Ожников любил увеличивать накал медленно.

Выгнав Ахму, он тронул лапку выключателя, и камора слабо осветилась. Тридцать серебряных пятен расплылись и вновь сузились до нормальных размеров в его восхищенно расширенных зрачках. Эта полка с красносельской сканью [13] XVI века всегда первой мягко вылезала из темноты. Крученные искусными мастерами серебряная, золотая и мельхиоровая проволоки позволили создать невероятные по сложности и красоте узоры. Ожников увеличил накал люстровых ламп, и будто прыгнула на него с полки лихая русская тройка, распустила искристые перья жар-птица, выплыла белая костяная братина в серебряной оправе, притаились неведомые звери около узорчатых ваз из неповторимой русской филиграни. И на всем великолепии из нежных сканных жгутиков — белые, зеленые, синие пятна яркой эмали со множеством оттенков, обрамленные нежно-голубыми сапфирами, изумрудами или золотыми капельками зерни. Будто в разноцветных сияющих гнездах, на выпуклых боках ярославских ваз и вятских чаш сияли «птица сирин» и «крылатый гриф», на бирюзовых волнах сольвычегодской эмали купалась «русалка», а над ней мерцали «знаки Зодиака».

Ожников трепетал от восторга, борода его тряслась, глаза сияли, и в них, мельтеша, переплетались серебряные орнаменты, цветные капли, потому что он любовался не на одну вещь, а старался взглядом объять их все. Боясь дотронуться, испачкать бесценные плоды старинного искусства, он подушечками пальцев нежно гладил запыленное стекло.

Он резко повернулся к другой полке. И замер. Лицо стало постным, благоговейным. Тесно сдвинувшись окладами, на него смотрели иконы. Ожников тронул следующую лапку выключателя, и люстра выбросила всю мощь света. Свет впитали несколько темных от копоти и почерневшей олифы, растрескавшихся от времени малеванных досок. Остальные иконы засверкали чеканной медью и золотой фольгой. Разноцветные, пожухлые лики святых, почти все, будто от яркого огня, опустили веки преувеличенных глаз, только ангелы да малютки на руках святых мадонн таращились озорно. Обратная перспектива уводила вглубь картин. Предмет изображения — божество, место действия— «космическое» нереальное пространство, время действия — вечность. Ожникова завораживали торжественная, праздничная, звучная киноварь, охристый цвет солнца, синие, голубые ликующие небеса.

А около икон сидели, задумавшись, гримасничали, танцевали и воздевали длани к небу различные безрукие и много рукие божки и тотемы.
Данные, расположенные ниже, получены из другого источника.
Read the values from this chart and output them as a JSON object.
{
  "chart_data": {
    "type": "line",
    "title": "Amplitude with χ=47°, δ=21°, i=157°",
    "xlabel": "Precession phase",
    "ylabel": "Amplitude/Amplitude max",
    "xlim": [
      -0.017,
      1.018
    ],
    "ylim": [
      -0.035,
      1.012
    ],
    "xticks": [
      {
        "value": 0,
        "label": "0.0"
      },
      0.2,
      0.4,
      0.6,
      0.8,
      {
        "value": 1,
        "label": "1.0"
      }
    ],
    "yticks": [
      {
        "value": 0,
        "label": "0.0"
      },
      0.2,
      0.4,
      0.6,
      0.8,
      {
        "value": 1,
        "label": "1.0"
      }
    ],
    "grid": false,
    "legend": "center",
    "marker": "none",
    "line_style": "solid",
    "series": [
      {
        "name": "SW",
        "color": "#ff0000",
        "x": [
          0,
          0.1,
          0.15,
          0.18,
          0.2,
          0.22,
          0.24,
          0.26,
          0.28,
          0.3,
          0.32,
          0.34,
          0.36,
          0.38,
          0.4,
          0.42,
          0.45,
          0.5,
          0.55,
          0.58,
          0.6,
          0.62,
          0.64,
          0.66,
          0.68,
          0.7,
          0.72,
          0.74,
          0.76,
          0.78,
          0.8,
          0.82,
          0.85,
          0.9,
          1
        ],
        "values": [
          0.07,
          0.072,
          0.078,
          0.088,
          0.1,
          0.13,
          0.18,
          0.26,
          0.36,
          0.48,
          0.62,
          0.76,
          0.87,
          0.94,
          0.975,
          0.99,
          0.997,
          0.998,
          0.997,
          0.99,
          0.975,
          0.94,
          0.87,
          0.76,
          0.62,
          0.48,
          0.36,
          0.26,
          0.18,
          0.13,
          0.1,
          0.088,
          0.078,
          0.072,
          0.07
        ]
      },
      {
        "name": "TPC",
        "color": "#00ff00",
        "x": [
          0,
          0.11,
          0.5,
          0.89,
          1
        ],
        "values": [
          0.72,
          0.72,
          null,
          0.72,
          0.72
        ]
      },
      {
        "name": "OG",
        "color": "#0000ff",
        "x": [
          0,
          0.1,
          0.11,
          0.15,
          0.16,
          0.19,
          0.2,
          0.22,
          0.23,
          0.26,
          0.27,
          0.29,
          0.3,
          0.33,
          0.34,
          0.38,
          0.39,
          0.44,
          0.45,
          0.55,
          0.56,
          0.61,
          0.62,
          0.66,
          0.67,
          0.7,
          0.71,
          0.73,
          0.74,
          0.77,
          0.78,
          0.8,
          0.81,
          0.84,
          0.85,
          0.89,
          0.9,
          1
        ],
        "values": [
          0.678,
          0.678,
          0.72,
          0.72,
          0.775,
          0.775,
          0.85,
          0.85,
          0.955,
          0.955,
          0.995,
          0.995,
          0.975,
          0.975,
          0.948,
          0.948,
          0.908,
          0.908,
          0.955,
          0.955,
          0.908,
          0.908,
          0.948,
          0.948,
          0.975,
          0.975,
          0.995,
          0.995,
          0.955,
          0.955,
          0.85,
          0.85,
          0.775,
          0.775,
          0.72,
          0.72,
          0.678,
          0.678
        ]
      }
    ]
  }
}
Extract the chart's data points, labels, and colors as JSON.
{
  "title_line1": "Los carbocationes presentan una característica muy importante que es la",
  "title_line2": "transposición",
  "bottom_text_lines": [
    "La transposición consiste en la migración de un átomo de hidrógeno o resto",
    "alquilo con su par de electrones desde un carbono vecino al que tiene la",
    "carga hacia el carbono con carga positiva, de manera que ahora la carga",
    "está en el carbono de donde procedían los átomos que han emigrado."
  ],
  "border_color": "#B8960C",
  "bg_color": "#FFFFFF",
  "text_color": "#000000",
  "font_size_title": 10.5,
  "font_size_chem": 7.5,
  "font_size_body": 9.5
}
В дерево, медь, кость, керамику; камень искусные предки вдохнули вечную жизнь и движение. И сейчас Ожников молился, но не интернационалу богов, сделанных людскими руками, а вечности. Перед ней он смирялся, ей исповедовался. Пред вечностью чувствовал себя голым, призрачным, хрупким. Случалось, в таком состоянии его настигал обморок. Упасть сейчас — это значит не испытать всей страсти, которую давала ему личная сокровищница. И Ожников медленно, очень медленно, боясь рассыпаться, поднял руку, дотронулся до темного кусочка в конце полки. Это был дорого оплаченный «сувенир» одного археолога, по бывавшего в Гренландии, — кусочек кожи с древней татуировкой шрамованием. Арктические эскимосы верили когда-то, что только татуирование открывает человеку после смерти доступ в царство блаженных.